As Climate for Health leader and well-known psychiatrist Lise Van Susteren recently explained in our leader spotlight, climate change is having significant adverse impacts on people's psyches. A 2012 report from the U.S. National Wildlife Federation, for which Van Susteren wrote the introduction, estimates that cases of mental and social disorders will dramatically increase as the signs of climate change become more regular, and as more people are personally affected. "Our fast-changing climate has long been identified as a threat to physical health, but more psychologists are warning that the mental health impacts and the economic toll they take are real, likely to spread and need closer study," writes Tyler Hamilton in his article below. The American Psychological Association, one of Climate for Health's partner organizations, believes that climate and environmental psychologists are playing a larger role in the workforce and can take proactive measures to help people live more sustainable lives.

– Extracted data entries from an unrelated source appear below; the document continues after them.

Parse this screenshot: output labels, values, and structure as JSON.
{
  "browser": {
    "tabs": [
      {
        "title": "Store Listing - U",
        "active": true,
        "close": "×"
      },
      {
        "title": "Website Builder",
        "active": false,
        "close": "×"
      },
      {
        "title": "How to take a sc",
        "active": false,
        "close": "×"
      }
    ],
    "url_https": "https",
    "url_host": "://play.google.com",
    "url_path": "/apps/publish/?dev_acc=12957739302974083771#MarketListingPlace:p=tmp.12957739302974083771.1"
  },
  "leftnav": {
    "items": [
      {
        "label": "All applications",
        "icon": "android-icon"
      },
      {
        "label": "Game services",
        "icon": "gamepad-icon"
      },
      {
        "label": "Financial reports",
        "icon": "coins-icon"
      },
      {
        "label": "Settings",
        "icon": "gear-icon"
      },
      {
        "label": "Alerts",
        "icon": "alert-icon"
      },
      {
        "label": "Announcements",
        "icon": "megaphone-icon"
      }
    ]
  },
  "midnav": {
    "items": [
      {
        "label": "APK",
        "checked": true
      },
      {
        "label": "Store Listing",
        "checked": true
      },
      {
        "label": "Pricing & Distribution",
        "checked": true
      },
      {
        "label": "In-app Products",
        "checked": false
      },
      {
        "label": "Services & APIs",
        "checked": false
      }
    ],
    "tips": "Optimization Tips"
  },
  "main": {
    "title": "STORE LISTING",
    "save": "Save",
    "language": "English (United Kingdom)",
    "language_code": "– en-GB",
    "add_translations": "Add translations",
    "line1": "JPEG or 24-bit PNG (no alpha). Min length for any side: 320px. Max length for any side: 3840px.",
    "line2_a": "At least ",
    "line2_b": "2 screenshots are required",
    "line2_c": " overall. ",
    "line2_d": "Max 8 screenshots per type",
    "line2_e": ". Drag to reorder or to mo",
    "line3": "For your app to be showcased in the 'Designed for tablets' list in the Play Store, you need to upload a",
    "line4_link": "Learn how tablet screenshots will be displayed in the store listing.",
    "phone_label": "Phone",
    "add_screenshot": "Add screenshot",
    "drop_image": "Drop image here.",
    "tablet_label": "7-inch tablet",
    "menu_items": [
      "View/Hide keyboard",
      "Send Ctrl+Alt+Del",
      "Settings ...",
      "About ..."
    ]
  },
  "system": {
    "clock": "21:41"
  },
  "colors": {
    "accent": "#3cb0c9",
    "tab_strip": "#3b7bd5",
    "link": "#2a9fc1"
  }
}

By Tyler Hamilton I February 28, 2016
As a provincial coroner and past palliative care physician, Dr. David Ouchterlony has seen suffering and death up close, experiences that have occasionally led to brief moments of sadness. But Ouchterlony describes such emotions as “trivial” compared to the dread he feels when thoughts about climate change linger, as they often do. He worries almost obsessively about a future he won’t see. How will younger generations be affected? Why are we failing to act on the threat?
“I was completely blind to it, and then five years ago it just hit me,” Ouchterlony, 74, said. “I went through this stage of losing sleep, thinking about my grandchild, wondering what I could do.”
He described the feeling as an “absence of hope” characterized by despair and, at times, exhausting guilt. Some researchers have called it a “pre-traumatic” stress disorder that, in some, is feeding anxiety and depressive thoughts.
Ouchterlony isn’t alone. Signs of mental distress related to climate change have appeared in vulnerable populations, from drought-stricken prairie farmers to isolated aboriginal communities and the scientists who crunch climate data.